Media

Editor vs. Algorithm: Why the Future of Media Needs Both

By Amanda Walgrove June 23rd, 2015

Last week, Fortune journalist Matthew Ingram asked an interesting question: “Would you rather have Apple’s human editors filtering your news or Facebook’s algorithms?”

With Apple hiring human editors for its News app and Facebook’s Instant Articles running in the almost entirely automated News Feed, this debate of editor versus algorithm has perhaps never been more pertinent.

But here’s a solution that may be simpler than it seems: We need both.

While it’s fun to pit minds and machines against each other, the future of media isn’t going to be dominated by companies that choose one over the other—it’s going to be driven by those that combine the efforts of editors and algorithms to anticipate reader demand and deliver to a unique audience.

But why? There’s no shortage of arguments for either side, so let’s lay out some generally agreed-upon facts.

Algorithms and data sets can provide editorial operations information they otherwise would never have, such as pinpointing which topics are bringing in traffic, when readers are tuning in, and what devices people are reading on.

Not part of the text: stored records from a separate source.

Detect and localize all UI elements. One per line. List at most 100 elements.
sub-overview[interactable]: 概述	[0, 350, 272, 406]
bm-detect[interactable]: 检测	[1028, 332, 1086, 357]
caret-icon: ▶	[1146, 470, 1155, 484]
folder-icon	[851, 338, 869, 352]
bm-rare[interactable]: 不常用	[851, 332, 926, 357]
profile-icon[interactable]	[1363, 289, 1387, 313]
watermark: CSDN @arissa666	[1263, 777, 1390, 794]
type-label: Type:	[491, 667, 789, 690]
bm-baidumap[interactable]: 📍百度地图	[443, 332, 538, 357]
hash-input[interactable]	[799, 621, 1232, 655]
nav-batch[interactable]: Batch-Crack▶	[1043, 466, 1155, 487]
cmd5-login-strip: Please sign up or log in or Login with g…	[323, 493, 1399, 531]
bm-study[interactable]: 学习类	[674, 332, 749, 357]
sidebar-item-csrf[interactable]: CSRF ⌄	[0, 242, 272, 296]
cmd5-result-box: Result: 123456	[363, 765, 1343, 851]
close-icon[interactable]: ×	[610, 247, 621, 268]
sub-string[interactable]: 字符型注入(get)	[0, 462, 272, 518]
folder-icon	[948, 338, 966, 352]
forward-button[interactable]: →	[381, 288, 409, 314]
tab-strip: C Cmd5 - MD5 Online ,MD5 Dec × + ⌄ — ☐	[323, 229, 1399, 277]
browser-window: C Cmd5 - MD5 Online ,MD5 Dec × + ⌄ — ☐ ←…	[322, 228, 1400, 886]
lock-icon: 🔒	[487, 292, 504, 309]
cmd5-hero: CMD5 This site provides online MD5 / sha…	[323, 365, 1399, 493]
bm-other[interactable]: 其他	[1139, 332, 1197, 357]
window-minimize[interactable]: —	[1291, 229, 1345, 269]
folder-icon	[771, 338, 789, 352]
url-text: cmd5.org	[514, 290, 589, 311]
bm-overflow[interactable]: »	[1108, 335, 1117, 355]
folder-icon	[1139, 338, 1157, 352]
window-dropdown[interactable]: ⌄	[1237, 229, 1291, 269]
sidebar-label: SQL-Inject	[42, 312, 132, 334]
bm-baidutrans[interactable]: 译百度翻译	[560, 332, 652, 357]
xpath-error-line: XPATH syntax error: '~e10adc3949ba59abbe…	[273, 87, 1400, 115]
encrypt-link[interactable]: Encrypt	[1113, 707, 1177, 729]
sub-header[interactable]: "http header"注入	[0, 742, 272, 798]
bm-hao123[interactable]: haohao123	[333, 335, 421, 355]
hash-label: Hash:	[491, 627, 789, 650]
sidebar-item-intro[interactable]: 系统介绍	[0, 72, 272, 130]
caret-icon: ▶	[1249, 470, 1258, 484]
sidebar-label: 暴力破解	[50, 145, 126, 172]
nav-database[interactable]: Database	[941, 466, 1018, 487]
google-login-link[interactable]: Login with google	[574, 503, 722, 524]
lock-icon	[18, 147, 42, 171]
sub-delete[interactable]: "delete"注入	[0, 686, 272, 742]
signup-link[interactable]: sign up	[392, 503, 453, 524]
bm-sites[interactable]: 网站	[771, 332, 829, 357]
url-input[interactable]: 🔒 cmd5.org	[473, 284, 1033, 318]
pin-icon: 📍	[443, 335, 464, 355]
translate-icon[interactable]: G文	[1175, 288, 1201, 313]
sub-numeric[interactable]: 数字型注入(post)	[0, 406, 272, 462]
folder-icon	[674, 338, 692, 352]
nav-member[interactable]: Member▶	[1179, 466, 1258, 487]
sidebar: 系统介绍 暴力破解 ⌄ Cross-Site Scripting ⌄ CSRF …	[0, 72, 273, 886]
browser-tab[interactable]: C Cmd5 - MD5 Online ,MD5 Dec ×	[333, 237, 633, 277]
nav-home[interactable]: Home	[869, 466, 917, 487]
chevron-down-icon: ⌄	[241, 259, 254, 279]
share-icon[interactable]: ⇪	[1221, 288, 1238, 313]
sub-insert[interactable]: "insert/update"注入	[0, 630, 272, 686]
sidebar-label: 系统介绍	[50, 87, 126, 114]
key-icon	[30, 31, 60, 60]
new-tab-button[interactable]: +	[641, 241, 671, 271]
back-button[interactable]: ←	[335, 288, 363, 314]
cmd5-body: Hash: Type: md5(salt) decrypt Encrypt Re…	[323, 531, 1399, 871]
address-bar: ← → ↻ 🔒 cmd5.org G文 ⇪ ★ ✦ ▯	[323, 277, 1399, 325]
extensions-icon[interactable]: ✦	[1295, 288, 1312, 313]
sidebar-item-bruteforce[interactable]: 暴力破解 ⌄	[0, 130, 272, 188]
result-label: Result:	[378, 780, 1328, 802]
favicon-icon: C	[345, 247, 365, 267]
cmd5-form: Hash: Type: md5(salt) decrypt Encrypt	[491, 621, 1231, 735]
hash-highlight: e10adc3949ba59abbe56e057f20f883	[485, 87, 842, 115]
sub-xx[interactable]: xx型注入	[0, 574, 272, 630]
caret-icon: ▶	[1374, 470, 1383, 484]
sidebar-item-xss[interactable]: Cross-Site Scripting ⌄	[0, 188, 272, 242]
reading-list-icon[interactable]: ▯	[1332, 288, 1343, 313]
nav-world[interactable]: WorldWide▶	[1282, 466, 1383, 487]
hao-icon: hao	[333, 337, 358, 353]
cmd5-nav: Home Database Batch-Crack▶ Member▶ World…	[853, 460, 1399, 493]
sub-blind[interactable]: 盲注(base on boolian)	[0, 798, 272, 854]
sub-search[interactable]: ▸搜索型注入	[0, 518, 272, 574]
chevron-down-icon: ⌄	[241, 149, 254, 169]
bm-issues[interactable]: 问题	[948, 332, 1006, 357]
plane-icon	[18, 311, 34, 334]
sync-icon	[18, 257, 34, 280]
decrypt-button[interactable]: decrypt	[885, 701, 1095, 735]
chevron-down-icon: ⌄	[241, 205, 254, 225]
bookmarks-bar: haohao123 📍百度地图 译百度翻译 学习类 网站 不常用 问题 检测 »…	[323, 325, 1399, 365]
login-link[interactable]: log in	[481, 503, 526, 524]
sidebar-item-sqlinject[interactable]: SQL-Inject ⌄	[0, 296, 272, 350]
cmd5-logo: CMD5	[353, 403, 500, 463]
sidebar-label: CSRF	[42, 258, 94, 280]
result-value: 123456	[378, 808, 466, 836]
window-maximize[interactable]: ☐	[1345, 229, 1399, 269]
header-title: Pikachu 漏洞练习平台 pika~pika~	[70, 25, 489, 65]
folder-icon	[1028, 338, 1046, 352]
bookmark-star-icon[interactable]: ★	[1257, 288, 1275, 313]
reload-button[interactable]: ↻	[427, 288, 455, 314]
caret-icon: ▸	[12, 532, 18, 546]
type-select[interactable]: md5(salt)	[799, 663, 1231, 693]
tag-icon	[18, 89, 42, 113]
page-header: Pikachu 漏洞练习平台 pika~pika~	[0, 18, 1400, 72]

Meanwhile, humans can anticipate big stories and empathize with the reader. After all, the human editor is a reader, one who responds emotionally to each story. Computers may digest information quicker, but they’re just scanning, not feeling. It’s also important not to forget that algorithms are only as efficient as the humans that create them—and are therefore prone to just as many biases and mistakes.

For these reasons, companies are mostly lauded for bringing in humans to curate their news platforms, like when Snapchat hired a CNN politics editor to serve as its head of news.

Still, we can’t throw the algorithm out with the bathwater.

Choosing humans alone to curate the news would be a big step backwards for journalism. As Matthew Yglesias wrote for Vox, “If it had actually been possible back in the day to algorithmically determine what choice of cover story was most likely to get subscribers to engage with newsstand readers to buy it, isn’t that what editors would have picked?”

Most likely, they would have. We can’t shun the progress we’ve made with data; we just have to learn how to use it best, and when humans need to intervene.

Upworthy’s recent traffic plummet, for example, teaches us a lesson on what happens when a publisher leans too hard on algorithmic magic. Editors gamed Facebook’s algorithm by packaging preexisting YouTube videos with clickbait headlines and sharing them on the social site. Facebook’s editors caught on and adjusted its algorithm to penalize sites that use clickbait, causing a dip in Upworthy’s traffic.

As entrepreneur Jason Calacanis put it, in order to succeed, we need “John Henry and the steam hammer versus the steam hammer alone.” For Upworthy, it’d grown to rely too much on a steam hammer that, in the end, it didn’t even own.

Perhaps the best example of a site that combines human editors and algorithms is Gabe Rivera’s tech news aggregator, Techmeme. Its content was curated by algorithms for three years until Rivera hired veteran tech reporter Megan McCarthy in 2008. The algorithm continued to run, with headlines moving up on the page if a blogger linked to it. McCarthy just trimmed the fat for readers.

Rivera wrote in his announcement: “Though the implicit edits conveyed via algorithm outnumber the explicit edits perhaps by 1000 to 1 or more, the impact of the human editor is nonetheless pronounced.” With an eye on Techmeme’s site, McCarthy could eliminate obsolete stories more quickly and push up potentially breaking stories before the computer even caught them.

More recently, LinkedIn started to use a multi-tiered editing system for its Pulse app. As Wired reports, human editors curate the big headlines each day and select specific stories for users based on their industries. Meanwhile, an algorithm takes into account users’ connections and company affiliations to deliver relevant news.

LinkedIn even goes so far as to tell readers who or what is curating their story. Above each piece of content, users might see “Editor’s pick,” “Trending in Internet industry,” or “Popular among employees of LinkedIn.”

As for Apple, it clearly doesn’t want to just rely on algorithms for its News app. The Apple News Editor job posting states: “[The candidate] will have great instincts for breaking news, but be equally able to recognize original, compelling stories unlikely to be identified by algorithms.” Still, Apple’s News app announcement made it clear that algorithmic software has a major part to play in its upcoming app: “The more you interact with News, the more it learns about you. As a result, the app will be able to create a personalized feed of curated articles based on your interests.”

This killer combo of human editors and data-driven news feeds is the natural evolution of media creation and curation. When you consider the fact that many of these human editors are increasingly millennials who have come to treat computers as extensions of their own brains, this isn’t too surprising. Leading tech companies that understand this are already building hybrid newsrooms to blow past competitors and appeal to new readership.

So hire your John Henrys, build your steam hammer, and start making noise.